Thursday Comics Hangover: Outside the prison walls

It’s probably just a coincidence that the eighth issue of Kelly Sue DeConnick and Valentine De Landro’s sci-fi women-in-space-prison comic Bitch Planet was published less than a week after the fourth season of Orange Is the New Black arrived on Netflix. But, for the sake of people who write weekly columns about comic books, it’s a happy coincidence. From the very beginning, Bitch Planet has been compared with Orange, and it’s easy to see why: they’re both about womens’ prisons, they both feature diverse casts, and they’re both feminist-minded sociological studies of modern incarceration culture.

That comparison, though, only goes so far.

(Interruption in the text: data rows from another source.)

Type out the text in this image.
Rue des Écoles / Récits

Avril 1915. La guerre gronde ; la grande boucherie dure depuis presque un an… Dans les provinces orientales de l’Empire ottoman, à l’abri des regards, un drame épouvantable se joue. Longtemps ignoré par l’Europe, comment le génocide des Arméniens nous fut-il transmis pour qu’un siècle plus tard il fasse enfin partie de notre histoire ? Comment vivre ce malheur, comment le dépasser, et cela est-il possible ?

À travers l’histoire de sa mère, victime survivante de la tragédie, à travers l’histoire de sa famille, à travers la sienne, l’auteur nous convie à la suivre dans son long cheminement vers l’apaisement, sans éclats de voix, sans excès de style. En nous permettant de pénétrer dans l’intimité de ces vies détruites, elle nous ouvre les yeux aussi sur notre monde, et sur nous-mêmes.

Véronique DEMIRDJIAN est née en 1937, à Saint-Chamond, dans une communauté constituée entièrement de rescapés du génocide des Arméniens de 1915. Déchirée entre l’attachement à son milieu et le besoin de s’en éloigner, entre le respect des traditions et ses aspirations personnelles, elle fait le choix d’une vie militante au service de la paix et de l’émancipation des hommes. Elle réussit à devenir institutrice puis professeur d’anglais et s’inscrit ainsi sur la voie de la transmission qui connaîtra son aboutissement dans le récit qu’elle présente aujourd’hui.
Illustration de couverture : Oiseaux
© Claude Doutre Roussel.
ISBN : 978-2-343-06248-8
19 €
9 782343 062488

It’s pretty clear now that Bitch Planet has grander storytelling ambitions than Orange, partly because it features an unlimited special effects budget, and partly because Orange is based on a memoir and so must occasionally nod to realism with its structure. One isn’t better than the other — the fact that we have two popular stories in two very different media about womens’ prisons that are non-exploitative in nature is kind of a modern miracle — and in fact when both are done they may even run in thematic opposition to each other.

Anyway, the eighth issue of Bitch Planet is easily the best issue yet. The series has always been entertaining and confident — that first issue was easily one of the best series debuts of the last decade — but issue #8 hums with a special kind of power. It’s hitting that sweet collaborative spot where a writer and an artist sync together into a team that is greater than its parts.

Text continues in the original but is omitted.